Batteries which are provided for use in hybrid vehicles or electric vehicles are referred to as traction batteries since they are used for feeding electrical drives. In order to obtain the power data and energy data which are required in hybrid vehicles or electric vehicles, individual battery cells are connected in series and partially additionally in parallel. In the case of electric vehicles, for example 100 cells or more are connected in series, with the result that the total voltage of the battery can be up to 340 V. Batteries which are used in hybrid vehicles also usually exceed the voltage limit of 60 V which is categorized as unproblematic in the case of touching by humans.
FIG. 1 illustrates the basic circuit diagram of a battery system according to the prior art.

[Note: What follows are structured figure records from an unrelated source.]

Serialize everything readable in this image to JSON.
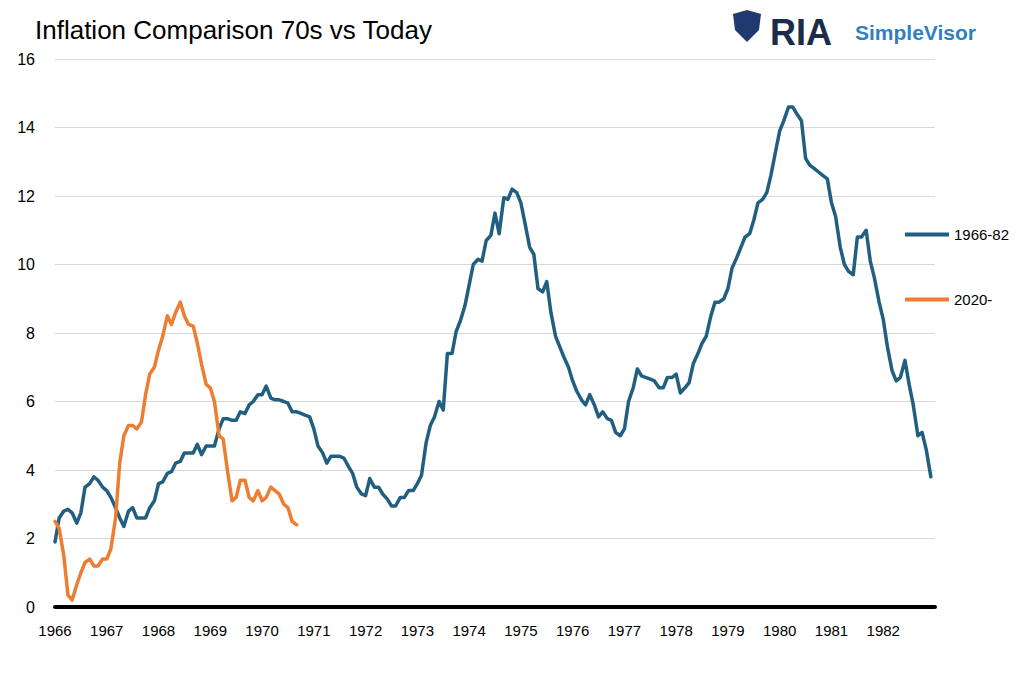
{
  "chart_data": {
    "type": "line",
    "title": "Inflation Comparison 70s vs Today",
    "annotations": [
      "RIA",
      "SimpleVisor"
    ],
    "x": [
      1966,
      1966.08,
      1966.17,
      1966.25,
      1966.33,
      1966.42,
      1966.5,
      1966.58,
      1966.67,
      1966.75,
      1966.83,
      1966.92,
      1967,
      1967.08,
      1967.17,
      1967.25,
      1967.33,
      1967.42,
      1967.5,
      1967.58,
      1967.67,
      1967.75,
      1967.83,
      1967.92,
      1968,
      1968.08,
      1968.17,
      1968.25,
      1968.33,
      1968.42,
      1968.5,
      1968.58,
      1968.67,
      1968.75,
      1968.83,
      1968.92,
      1969,
      1969.08,
      1969.17,
      1969.25,
      1969.33,
      1969.42,
      1969.5,
      1969.58,
      1969.67,
      1969.75,
      1969.83,
      1969.92,
      1970,
      1970.08,
      1970.17,
      1970.25,
      1970.33,
      1970.42,
      1970.5,
      1970.58,
      1970.67,
      1970.75,
      1970.83,
      1970.92,
      1971,
      1971.08,
      1971.17,
      1971.25,
      1971.33,
      1971.42,
      1971.5,
      1971.58,
      1971.67,
      1971.75,
      1971.83,
      1971.92,
      1972,
      1972.08,
      1972.17,
      1972.25,
      1972.33,
      1972.42,
      1972.5,
      1972.58,
      1972.67,
      1972.75,
      1972.83,
      1972.92,
      1973,
      1973.08,
      1973.17,
      1973.25,
      1973.33,
      1973.42,
      1973.5,
      1973.58,
      1973.67,
      1973.75,
      1973.83,
      1973.92,
      1974,
      1974.08,
      1974.17,
      1974.25,
      1974.33,
      1974.42,
      1974.5,
      1974.58,
      1974.67,
      1974.75,
      1974.83,
      1974.92,
      1975,
      1975.08,
      1975.17,
      1975.25,
      1975.33,
      1975.42,
      1975.5,
      1975.58,
      1975.67,
      1975.75,
      1975.83,
      1975.92,
      1976,
      1976.08,
      1976.17,
      1976.25,
      1976.33,
      1976.42,
      1976.5,
      1976.58,
      1976.67,
      1976.75,
      1976.83,
      1976.92,
      1977,
      1977.08,
      1977.17,
      1977.25,
      1977.33,
      1977.42,
      1977.5,
      1977.58,
      1977.67,
      1977.75,
      1977.83,
      1977.92,
      1978,
      1978.08,
      1978.17,
      1978.25,
      1978.33,
      1978.42,
      1978.5,
      1978.58,
      1978.67,
      1978.75,
      1978.83,
      1978.92,
      1979,
      1979.08,
      1979.17,
      1979.25,
      1979.33,
      1979.42,
      1979.5,
      1979.58,
      1979.67,
      1979.75,
      1979.83,
      1979.92,
      1980,
      1980.08,
      1980.17,
      1980.25,
      1980.33,
      1980.42,
      1980.5,
      1980.58,
      1980.67,
      1980.75,
      1980.83,
      1980.92,
      1981,
      1981.08,
      1981.17,
      1981.25,
      1981.33,
      1981.42,
      1981.5,
      1981.58,
      1981.67,
      1981.75,
      1981.83,
      1981.92,
      1982,
      1982.08,
      1982.17,
      1982.25,
      1982.33,
      1982.42,
      1982.5,
      1982.58,
      1982.67,
      1982.75,
      1982.83,
      1982.92
    ],
    "series": [
      {
        "name": "1966-82",
        "color": "#215f80",
        "values": [
          1.9,
          2.6,
          2.8,
          2.85,
          2.75,
          2.45,
          2.75,
          3.5,
          3.6,
          3.8,
          3.7,
          3.5,
          3.4,
          3.2,
          2.9,
          2.6,
          2.35,
          2.8,
          2.9,
          2.6,
          2.6,
          2.6,
          2.9,
          3.1,
          3.6,
          3.65,
          3.9,
          3.95,
          4.2,
          4.25,
          4.5,
          4.5,
          4.5,
          4.75,
          4.45,
          4.7,
          4.7,
          4.7,
          5.2,
          5.5,
          5.5,
          5.45,
          5.45,
          5.7,
          5.65,
          5.9,
          6.0,
          6.2,
          6.2,
          6.45,
          6.1,
          6.05,
          6.05,
          6.0,
          5.95,
          5.7,
          5.7,
          5.65,
          5.6,
          5.55,
          5.2,
          4.7,
          4.5,
          4.2,
          4.4,
          4.4,
          4.4,
          4.35,
          4.1,
          3.9,
          3.5,
          3.3,
          3.25,
          3.75,
          3.5,
          3.5,
          3.3,
          3.15,
          2.95,
          2.95,
          3.2,
          3.2,
          3.4,
          3.4,
          3.6,
          3.85,
          4.8,
          5.3,
          5.55,
          6.0,
          5.75,
          7.4,
          7.4,
          8.05,
          8.35,
          8.8,
          9.4,
          10.0,
          10.15,
          10.1,
          10.7,
          10.85,
          11.5,
          10.9,
          11.95,
          11.9,
          12.2,
          12.1,
          11.8,
          11.2,
          10.5,
          10.3,
          9.3,
          9.2,
          9.5,
          8.6,
          7.9,
          7.6,
          7.3,
          7.0,
          6.6,
          6.3,
          6.05,
          5.9,
          6.2,
          5.9,
          5.55,
          5.7,
          5.5,
          5.45,
          5.1,
          5.0,
          5.2,
          6.0,
          6.4,
          6.95,
          6.75,
          6.7,
          6.65,
          6.6,
          6.4,
          6.4,
          6.7,
          6.7,
          6.8,
          6.25,
          6.4,
          6.55,
          7.1,
          7.4,
          7.7,
          7.9,
          8.5,
          8.9,
          8.9,
          9.0,
          9.3,
          9.9,
          10.2,
          10.5,
          10.8,
          10.9,
          11.3,
          11.8,
          11.9,
          12.1,
          12.6,
          13.3,
          13.9,
          14.2,
          14.6,
          14.6,
          14.4,
          14.2,
          13.1,
          12.9,
          12.8,
          12.7,
          12.6,
          12.5,
          11.8,
          11.4,
          10.5,
          10.0,
          9.8,
          9.7,
          10.8,
          10.8,
          11.0,
          10.1,
          9.6,
          8.9,
          8.4,
          7.6,
          6.9,
          6.6,
          6.7,
          7.2,
          6.5,
          5.9,
          5.0,
          5.1,
          4.6,
          3.8
        ]
      },
      {
        "name": "2020-",
        "color": "#ed7d31",
        "values": [
          2.5,
          2.3,
          1.5,
          0.35,
          0.2,
          0.65,
          1.0,
          1.3,
          1.4,
          1.2,
          1.2,
          1.4,
          1.4,
          1.7,
          2.6,
          4.2,
          5.0,
          5.3,
          5.3,
          5.2,
          5.4,
          6.2,
          6.8,
          7.0,
          7.5,
          7.9,
          8.5,
          8.25,
          8.6,
          8.9,
          8.5,
          8.25,
          8.2,
          7.7,
          7.1,
          6.5,
          6.4,
          6.0,
          5.0,
          4.9,
          4.0,
          3.1,
          3.2,
          3.7,
          3.7,
          3.2,
          3.1,
          3.4,
          3.1,
          3.2,
          3.5,
          3.4,
          3.3,
          3.0,
          2.9,
          2.5,
          2.4,
          null,
          null,
          null,
          null,
          null,
          null,
          null,
          null,
          null,
          null,
          null,
          null,
          null,
          null,
          null,
          null,
          null,
          null,
          null,
          null,
          null,
          null,
          null,
          null,
          null,
          null,
          null,
          null,
          null,
          null,
          null,
          null,
          null,
          null,
          null,
          null,
          null,
          null,
          null,
          null,
          null,
          null,
          null,
          null,
          null,
          null,
          null,
          null,
          null,
          null,
          null,
          null,
          null,
          null,
          null,
          null,
          null,
          null,
          null,
          null,
          null,
          null,
          null,
          null,
          null,
          null,
          null,
          null,
          null,
          null,
          null,
          null,
          null,
          null,
          null,
          null,
          null,
          null,
          null,
          null,
          null,
          null,
          null,
          null,
          null,
          null,
          null,
          null,
          null,
          null,
          null,
          null,
          null,
          null,
          null,
          null,
          null,
          null,
          null,
          null,
          null,
          null,
          null,
          null,
          null,
          null,
          null,
          null,
          null,
          null,
          null,
          null,
          null,
          null,
          null,
          null,
          null,
          null,
          null,
          null,
          null,
          null,
          null,
          null,
          null,
          null,
          null,
          null,
          null,
          null,
          null,
          null,
          null,
          null,
          null,
          null,
          null,
          null,
          null,
          null,
          null,
          null,
          null,
          null,
          null,
          null,
          null
        ]
      }
    ],
    "xlim": [
      1966,
      1983
    ],
    "xticks": [
      1966,
      1967,
      1968,
      1969,
      1970,
      1971,
      1972,
      1973,
      1974,
      1975,
      1976,
      1977,
      1978,
      1979,
      1980,
      1981,
      1982
    ],
    "ylim": [
      0,
      16
    ],
    "yticks": [
      0,
      2,
      4,
      6,
      8,
      10,
      12,
      14,
      16
    ],
    "grid": true,
    "legend": "right"
  }
}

Such a battery system is described, for example, in DE-A 10 2010 027 850 with a detailed block circuit diagram.
In particular, FIG. 1 shows a battery 10 with assigned integrated electronics. A multiplicity of battery cells 11 are connected in series in order to obtain a high output voltage which is desired for a respective application. Optionally, the battery cells can also be connected in parallel in order to obtain a high battery capacity.
A charging and isolating device 14 is connected between the positive pole of the series circuit of the battery cells 11 and a positive battery terminal 12. In addition, an isolating device 15 is located between the negative pole of the series circuit of the battery cells 11 and a negative battery terminal 13. The charging and isolating device 14 and the isolating device 15 each comprises a contactor 16 and 17 as isolator switches. These contactors are provided for disconnecting the battery cells 11 from the battery terminals 12, 13, in order thereby to connect the battery terminals 12, 13 in a voltage-free fashion when required. Other switching means which are suitable for this application can also be used instead of contactors.
In addition, a charging contactor 18 is present in the charging and isolating device 14. A charging resistor 19 is connected in series with the charging contactor 18. The charging resistor 19 limits a charging current for the buffer capacitor which is connected into the DC voltage intermediate circuit of a customary battery-fed drive system when the battery is connected to the DC voltage intermediate circuit. When predefinable events occur, the battery can be activated or deactivated at one pole or two poles with the arrangement of the charging and isolating device (illustrated in FIG. 1) in the positive line and the isolating device in the negative line. For this purpose a control device which is not illustrated provides corresponding signals which activate the contactors.
By using the charging resistor 19, balancing currents can also be limited during the activation of the battery. In the case of an activation process, the charge switch 18 is firstly closed here in the charging and isolating device 14, with the isolator switch 16 opened, and additionally, if desired, the isolator switch 17 in the isolating device at the negative pole of the battery system is closed. The input capacities of externally connected systems are then charged by means of the charging resistor 19. If the voltage between the positive pole and the negative pole of the battery system differs only insignificantly from the total voltage of the battery cells, the charging process is terminated by closing the isolator switch in the charging and isolating device 14. The battery system is then connected with low impedance to the external systems and can be operated with its specified power data. Overall, the balancing currents which occur between the external systems and the battery system when the battery system is activated, can be limited to permissible values.
FIG. 2 illustrates an electric drive system, known, for example, from DE-A 10 2010 027 864.5, for an electric vehicle or hybrid vehicle as a basic circuit diagram. Here, a battery 20 is connected to a DC voltage intermediate circuit which is buffered by a capacitor 21. A pulse-controlled inverter 22, which makes available sinusoidal voltages, which are phase-offset with respect to one another at three outputs via, in each case, two switchable semiconductor valves 22a, 22b and two diodes 22c and 22d, for operating an electric drive motor 23, for example a three phase machine, is connected to the DC voltage intermediate circuit. The capacity of the capacitor 21 has to be large enough to stabilize the voltage in the DC voltage intermediate circuit for a period of time in which one of the switchable semiconductor valves is activated.
The electric drive system which is known from DE-A 10 2010 027 864.5 comprises a battery 20 which has, similarly to the battery 10 illustrated in FIG. 1, a multiplicity of battery cells which are connected in series. A charging and isolating device is present in the positive line and an isolating device is present in the negative line, between this series circuit comprising battery cells and the positive and negative terminals of the battery 20. By means of these isolating devices it is possible, as in the case of the battery 10 from FIG. 1, to disconnect the positive pole of the battery and/or the negative pole of the battery from the battery cells in the case of an accident or in the event of a malfunction when a connectable of the charger device is not operating satisfactorily, and thereby switch to a voltageless state. In particular, two-pole disconnection of the battery from the traction on-board power system is proposed in order to place the battery in a safe state. The electric charge which is stored in the battery cells is still retained in this case.